Learn to Code 2.0
The sixteen-year-old deciding what to study. The eighteen-year-old heading into college. The twenty-two-year-old taking on massive debt for a profession already disappearing.
I was born in 1979. Officially I’m Gen X. But, I also sit in a weird transition generation people now call Xennials. We grew up analog and then lived through the transition into digital, and now we are living through the transition into AI in real time.
We had maps in the back seat, corded phones, street lights telling us when to come home, and suitcases without wheels. We also watched America move from being a manufacturing and industrial powerhouse into the internet age, the smartphone age, and now whatever this next AI era is going to become. That is why this moment feels familiar to me. We have seen this kind of economic and technological shift before.
When manufacturing jobs left the United States, people were told to “learn to code” like that was some serious answer to a huge national problem. It was not a serious answer. It was unrealistic, dismissive, and pretty damn offensive. You had people in their forties and fifties, people raising families, paying mortgages, and trying to make it to retirement, being told to just go learn a completely different technical skill and rebuild their lives. Everybody knew that was bullshit. It sounded clean as a slogan, but it did not match the reality of people’s lives.
I think we are back in that same moment again. The difference is that this time it is not factory workers being told to learn to code. This time, it is the people who already learned to code who are watching their jobs change.
The Job Already Changed
Over the weekend I was at a wedding, and I ended up talking to a lot of people who are software developers and engineers. Every single one of them told me some version of the same thing. A year ago, their job was writing code. They sat down in front of their computer, solved problems, debugged, and wrote code all day. Now, their job is much more about prompting AI to write code, checking AI’s work, correcting it, and guiding it toward the result they want. They are not doing the same job the same way. That shift did not take ten years. It took about a year.

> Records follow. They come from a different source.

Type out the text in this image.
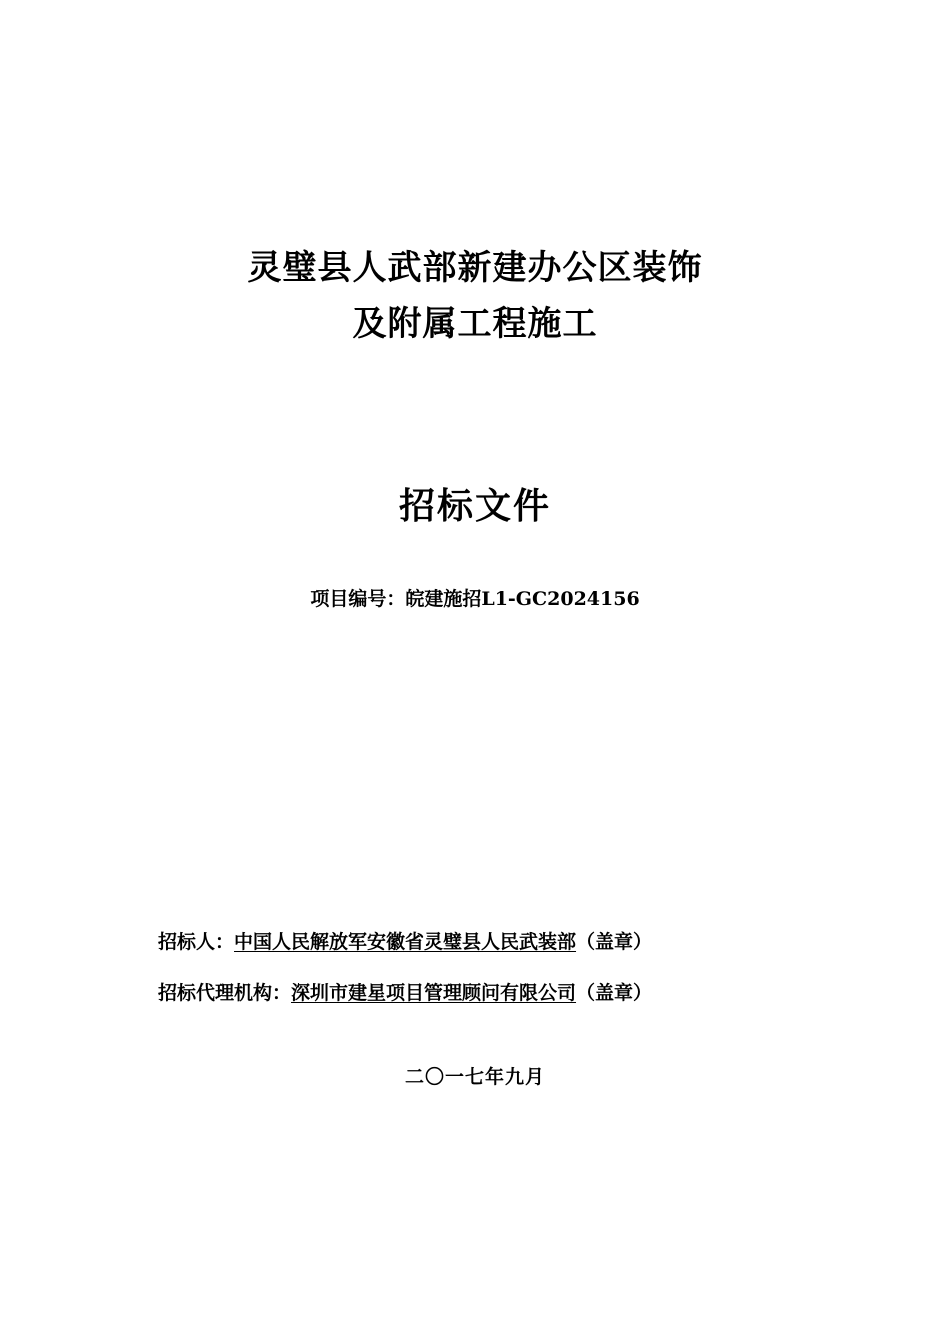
灵璧县人武部新建办公区装饰
及附属工程施工
招标文件
项目编号：皖建施招L1-GC2024156
招标人：中国人民解放军安徽省灵璧县人民武装部（盖章）
招标代理机构：深圳市建星项目管理顾问有限公司（盖章）
二〇一七年九月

That is the part I think people are missing. This is not some far-off theory about the future. It is already happening in the sectors closest to the technology. That does not mean all those jobs are gone, and I am not saying every layoff is directly tied to AI. But the work itself has changed, and once the work changes, the next question is obvious. How many people do you actually need to do it?
That is where we have to start asking questions. Some research says AI could displace or significantly change around 6 to 7 percent of the U.S. workforce over time, while broader estimates range from 3 to 14 percent depending on how adoption unfolds. That is millions of jobs. However, “Predictions that technology will reduce the need for human labor have a long history but a poor track record,” Briggs and Dong
Roughly 60 percent of U.S. workers today are in jobs that did not exist in 1940, and about 85 percent of employment growth since then has come from technology-driven change. So yes, jobs will be created too. That is how these transitions usually work. But that does not mean the transition is painless, and it definitely does not mean it is evenly distributed.
The people I worry about the most are not even the developers I talked to, because at least for now, they still have jobs and are adapting. I worry more about the next group coming up. The sixteen-year-old deciding what to study. The eighteen-year-old heading into college. The twenty-two-year-old taking on massive debt for a profession they think is stable. Entry-level legal work, paralegals, marketing, graphic design, admin work, call centers, software support, and a lot of basic knowledge work all look vulnerable to some degree.
Even in health care, I think a lot of non-specialty or general practice work could get compressed through telehealth and AI tools. The issue is not that AI replaces every human being. The issue is that it reduces the amount of labor needed, and when that happens, the entry point usually disappears first.
The Warning Signs Are Already Here
Now, I am not saying that every big layoff is AI. But when you start seeing tech layoffs pile up while companies are simultaneously making huge investments in AI infrastructure, you would have to be asleep not to at least ask the question. As of April 11, 2026, TrueUp’s tracker shows more than 91,000 tech layoffs this year across more than 200 companies.
That is why I think we are entering “learn to code 2.0.” The first version hit manufacturing towns and industrial workers. This version is likely to hit white-collar and entry-level knowledge work much harder. And if that happens, it becomes a regional problem, a tax base problem, a housing problem, and a social problem. We saw what happened when manufacturing left places like Cleveland, Pittsburgh, and Detroit. We know what dislocation looks like. The only difference this time is that the geography could be different and the workers being hit might wear business casual instead of steel-toed boots.
What really hit me after that wedding was not that the sky is falling tomorrow. It was that the public conversation still feels behind where reality already is. The people closest to the technology are telling you their jobs changed fast. The market data is showing tens of thousands of layoffs in the sectors closest to AI. The research is telling you millions of jobs are at least exposed to change. And yet most of the conversation is still either hype or denial.